The only advantage that “Sprint As You Go” users will enjoy over the service provided by Boost or Virgin is that Sprint’s unlimited plan actually will offer unlimited data services at constant high speed, unlike the plans from the other two. The plans on Boost and Virgin provide unlimited data services; the speed gets compromised to 2G once the data usage hits the 2.5GB mark. In contrast, Sprint’s pay as you go service will offer 3G data speed all through. By introducing this service, Sprint aims to attract the contract-averse customers who are in need of high speed unlimited data service.

However, the advantage increases when we compare smartphone plans from other biggies in the space. While Sprint is going to charge $70 for unlimited calls, texts and data, AT&T (NYSE: T) charges $65 for unlimited calls and texts but data usage is limited to 1GB only. Here, users will have to pay just $5 more per month to enjoy unlimited data at high speed all through. But, in comparison to Verizon’s (NYSE: VZ) plan, Sprint users will be saving $10 and still get a better bargain since the nation’s largest telecom player offers unlimited calls and texts and only 2GB of data usage for $80.

Ever since Softbank acquired a controlling interest in Sprint; the telecom giant has been pushing itself to get a better grip on the US telecom market. Sprint is hunting for spectrum and new customers, and the move to enter the pre-paid market itself may have been spurred by Softbank’s aim to change the dynamics of the US telecom space. The move is an important one no doubt and will help the company battle the changing market forces once the T-Mobile and MetroPCS (NYSE: TMUS) deal is closed.

After the merger, T-PCS (T-Mobile + MetroPCS) will start targeting the prepaid market aggressively and Sprint needs to plan its defense and attack also.
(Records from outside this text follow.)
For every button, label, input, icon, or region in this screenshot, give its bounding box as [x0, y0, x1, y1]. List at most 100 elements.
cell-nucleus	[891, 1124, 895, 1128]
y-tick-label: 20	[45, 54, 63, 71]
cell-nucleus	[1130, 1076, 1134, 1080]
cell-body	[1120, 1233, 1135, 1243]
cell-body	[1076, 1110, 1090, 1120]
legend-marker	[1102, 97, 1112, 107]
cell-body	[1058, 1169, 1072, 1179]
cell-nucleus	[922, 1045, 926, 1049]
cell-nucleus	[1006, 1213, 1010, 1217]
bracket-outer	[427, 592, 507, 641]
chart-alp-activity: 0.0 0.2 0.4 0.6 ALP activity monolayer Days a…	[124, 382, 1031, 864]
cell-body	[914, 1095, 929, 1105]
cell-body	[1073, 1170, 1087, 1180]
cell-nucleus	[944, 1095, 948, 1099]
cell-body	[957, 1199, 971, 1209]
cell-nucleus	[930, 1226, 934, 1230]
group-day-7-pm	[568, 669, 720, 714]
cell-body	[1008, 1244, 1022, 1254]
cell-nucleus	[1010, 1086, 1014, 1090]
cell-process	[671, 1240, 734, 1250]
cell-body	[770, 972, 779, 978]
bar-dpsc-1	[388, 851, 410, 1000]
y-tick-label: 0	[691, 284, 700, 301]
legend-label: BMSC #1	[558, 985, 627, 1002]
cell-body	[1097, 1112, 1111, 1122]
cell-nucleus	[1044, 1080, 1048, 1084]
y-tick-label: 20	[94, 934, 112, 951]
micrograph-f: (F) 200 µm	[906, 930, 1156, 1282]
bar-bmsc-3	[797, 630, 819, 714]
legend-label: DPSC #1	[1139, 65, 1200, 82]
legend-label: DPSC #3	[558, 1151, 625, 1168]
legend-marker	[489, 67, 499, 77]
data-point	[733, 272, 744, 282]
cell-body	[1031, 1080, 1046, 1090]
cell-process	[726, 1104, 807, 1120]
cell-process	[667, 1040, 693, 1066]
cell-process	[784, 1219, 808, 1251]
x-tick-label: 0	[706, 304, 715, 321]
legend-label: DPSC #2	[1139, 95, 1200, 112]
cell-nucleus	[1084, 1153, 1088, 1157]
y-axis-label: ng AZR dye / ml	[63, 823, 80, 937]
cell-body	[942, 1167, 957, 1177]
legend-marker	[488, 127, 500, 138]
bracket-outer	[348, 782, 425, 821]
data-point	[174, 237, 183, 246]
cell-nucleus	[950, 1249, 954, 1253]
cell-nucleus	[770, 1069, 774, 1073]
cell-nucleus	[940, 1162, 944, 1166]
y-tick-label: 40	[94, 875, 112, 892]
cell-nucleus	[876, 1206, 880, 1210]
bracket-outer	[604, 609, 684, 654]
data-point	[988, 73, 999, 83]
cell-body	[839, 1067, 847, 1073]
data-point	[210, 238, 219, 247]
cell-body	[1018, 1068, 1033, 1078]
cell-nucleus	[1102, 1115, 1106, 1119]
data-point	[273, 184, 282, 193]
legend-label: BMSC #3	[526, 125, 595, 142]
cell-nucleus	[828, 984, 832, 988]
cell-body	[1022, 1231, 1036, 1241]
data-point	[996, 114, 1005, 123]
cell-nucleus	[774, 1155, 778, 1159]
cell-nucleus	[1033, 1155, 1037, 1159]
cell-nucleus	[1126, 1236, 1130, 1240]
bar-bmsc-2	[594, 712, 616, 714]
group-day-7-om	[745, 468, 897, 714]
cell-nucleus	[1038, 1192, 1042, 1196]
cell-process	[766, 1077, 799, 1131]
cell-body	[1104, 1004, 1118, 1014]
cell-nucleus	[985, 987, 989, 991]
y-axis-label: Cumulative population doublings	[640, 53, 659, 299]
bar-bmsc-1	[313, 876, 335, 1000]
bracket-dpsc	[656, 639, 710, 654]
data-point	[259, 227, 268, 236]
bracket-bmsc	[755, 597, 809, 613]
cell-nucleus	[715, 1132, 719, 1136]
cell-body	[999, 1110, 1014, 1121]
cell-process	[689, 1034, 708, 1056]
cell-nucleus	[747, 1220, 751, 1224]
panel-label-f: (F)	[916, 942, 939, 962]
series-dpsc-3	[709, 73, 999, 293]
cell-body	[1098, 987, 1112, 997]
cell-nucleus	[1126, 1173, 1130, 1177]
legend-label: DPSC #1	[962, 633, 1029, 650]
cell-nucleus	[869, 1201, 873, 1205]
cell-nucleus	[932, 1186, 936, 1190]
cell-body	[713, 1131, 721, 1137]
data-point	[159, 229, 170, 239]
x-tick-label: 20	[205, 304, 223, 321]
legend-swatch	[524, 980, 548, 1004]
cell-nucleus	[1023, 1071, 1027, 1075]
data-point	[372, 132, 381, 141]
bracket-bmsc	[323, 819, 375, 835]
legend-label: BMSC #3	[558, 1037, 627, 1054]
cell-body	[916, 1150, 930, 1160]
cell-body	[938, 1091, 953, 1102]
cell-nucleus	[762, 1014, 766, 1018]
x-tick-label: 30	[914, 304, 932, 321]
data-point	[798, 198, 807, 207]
According to Fierce Wireless, “Flat-rate player MetroPCS has indicated it plans to use T-Mobile's network to expand its brand nationwide after the merger closes.” Even PC World feels “That the merger is expected to create a formidable competitor in the market for Sprint's prepaid business.”

Concluding Thoughts
Considering the possibilities, Sprint’s move to enter the segment seems to be a logical one. However, to what extent it will succeed is not certain. The problem the telecom giant is likely to face is a lot of users may choose to stay with Boost or Virgin only. The reason being, since these two players use Sprint’s network to provide the service, the quality of service that Sprint will provide will be the same. In such a situation, why will anyone pay almost double for handsets (and a lot more for the monthly plan) unless he or she needs high speed Internet all through? Sprint needs to expand its subscriber base hugely. But how much help this new service can bring in remains in the dark and can be known only with time.